El desinfle de la esperanza que llevó a millones de norteamericanos a votar hace tres años por Barack Obama para la Presidencia de los Estados Unidos, es descomunal. La frustración crece a tal velocidad que el péndulo está ahora a favor de la línea ultra conservadora. Las promesas de ese Obama fresco que hipnotizó al mundo con su sex appeal hasta llevarlo a ganar el Premio Nobel de paz, cuando apenas era una posibilidad, parecen haber quedado sepultadas por el pragmatismo que mata toda ilusión. Obama está ahora empeñado en una reelección que no se merece y está, como todo político, dispuesto a traicionarlo todo, impulsado por la pulsión de ganar a cualquier precio.
Atrás quedó aquel 5 de noviembre de 2008. Imágenes y recuerdos de aquella fiesta de los jóvenes, cuando centenares de ellos se fundieron en abrazos y alegría, haciendo suya la victoria de Barack Obama: el amanecer de un nuevo porvenir. Centenares de estudiantes de la Universidad de Georgetown se reunieron con las banderas, las pancartas y los afiches con los que habían invitado a votar por el cambio, frente a la Casa Blanca a celebrar la victoria.
Una generación nueva había hablado en las urnas, una generación decidida a dejar atrás la era en la que crecieron hija de la llamada revolución de Reagan: la era de la desregulación, del imperio del libre mercado, de la acumulación de más riqueza entre quienes ya eran ricos, de la indiferencia frente a los más pobres y a la acelerada precarización de las clases medias; la era de la entronización del éxito económico, la codicia y la ambición como los nuevos ídolos sociales. Millones de muchachos que exigían la promesa incumplida de retirarse de la guerra, de traer de regreso a casa a los miles los solados que están librando una guerra que no es la suya.
Estaban decididos a expulsar de su imaginario los demonios del miedo porque no creen en las guerras, pero contario a lo prometido, Obama se embarcó en dos nuevos conflictos internacionales.
Hace tres años los jóvenes que se iniciaban en la democracia, votaron por la esperanza. Por la promesa de unos Estados Unidos unidos por encima de las razas, de los colores partidistas, respetuoso de la diversidad, en donde el trabajo honrado volviera a ser el motor del progreso individual y colectivo, sin privilegiar a los sectores financieros, a la ética del individualismo. Un país dispuesto a sanar heridas, a sepultar el cinismo como norma de conducta, donde el respeto a los demás países se imponga sobre la arrogancia de la fuerza y la confrontación. La esperanza de ese nuevo país sintonizó a Barack Obama con un país adormecido.

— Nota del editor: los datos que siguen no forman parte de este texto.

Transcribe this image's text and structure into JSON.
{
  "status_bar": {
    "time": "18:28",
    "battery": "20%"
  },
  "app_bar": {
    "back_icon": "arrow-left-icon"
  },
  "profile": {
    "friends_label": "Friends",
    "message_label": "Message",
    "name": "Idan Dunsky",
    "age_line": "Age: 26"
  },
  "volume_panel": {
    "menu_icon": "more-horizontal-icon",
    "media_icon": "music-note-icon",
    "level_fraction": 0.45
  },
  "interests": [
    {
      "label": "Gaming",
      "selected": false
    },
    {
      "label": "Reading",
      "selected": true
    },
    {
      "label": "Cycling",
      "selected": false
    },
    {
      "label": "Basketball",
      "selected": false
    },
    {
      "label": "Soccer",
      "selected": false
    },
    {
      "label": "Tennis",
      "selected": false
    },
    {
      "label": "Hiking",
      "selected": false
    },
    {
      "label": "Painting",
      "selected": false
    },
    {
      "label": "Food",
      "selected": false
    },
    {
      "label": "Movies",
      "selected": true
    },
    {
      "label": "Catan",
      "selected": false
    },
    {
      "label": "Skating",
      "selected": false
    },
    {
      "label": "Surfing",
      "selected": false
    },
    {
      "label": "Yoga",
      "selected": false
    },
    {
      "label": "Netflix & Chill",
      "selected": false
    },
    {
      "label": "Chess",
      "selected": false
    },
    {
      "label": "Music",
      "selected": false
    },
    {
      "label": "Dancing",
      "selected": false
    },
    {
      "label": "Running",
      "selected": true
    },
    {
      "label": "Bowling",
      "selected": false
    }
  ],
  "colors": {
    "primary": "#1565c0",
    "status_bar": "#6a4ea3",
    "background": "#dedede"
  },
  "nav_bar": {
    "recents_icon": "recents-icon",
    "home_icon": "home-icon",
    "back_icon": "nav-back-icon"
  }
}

La frustración no sólo acompaña a los norteamericanos, nos cobija a muchos y nos despierta rabia. Da rabia verlo tranzando, acobardado frente al poder de Wallstreet y las élites israelíes que siguen marcando la pauta en las relaciones con el mundo árabe, incapaz de jugársela frente a una ley que haga justicia con los millones de emigrantes no sólo latinoamericanos; débil frente a unos republicanos y unos ultraconservadores que traicionan los ideales de su propio país por sus luchas partidistas. Da rabia porque en algún momento mostró una grandeza que se ha ido desdibujado en pequeñez humana.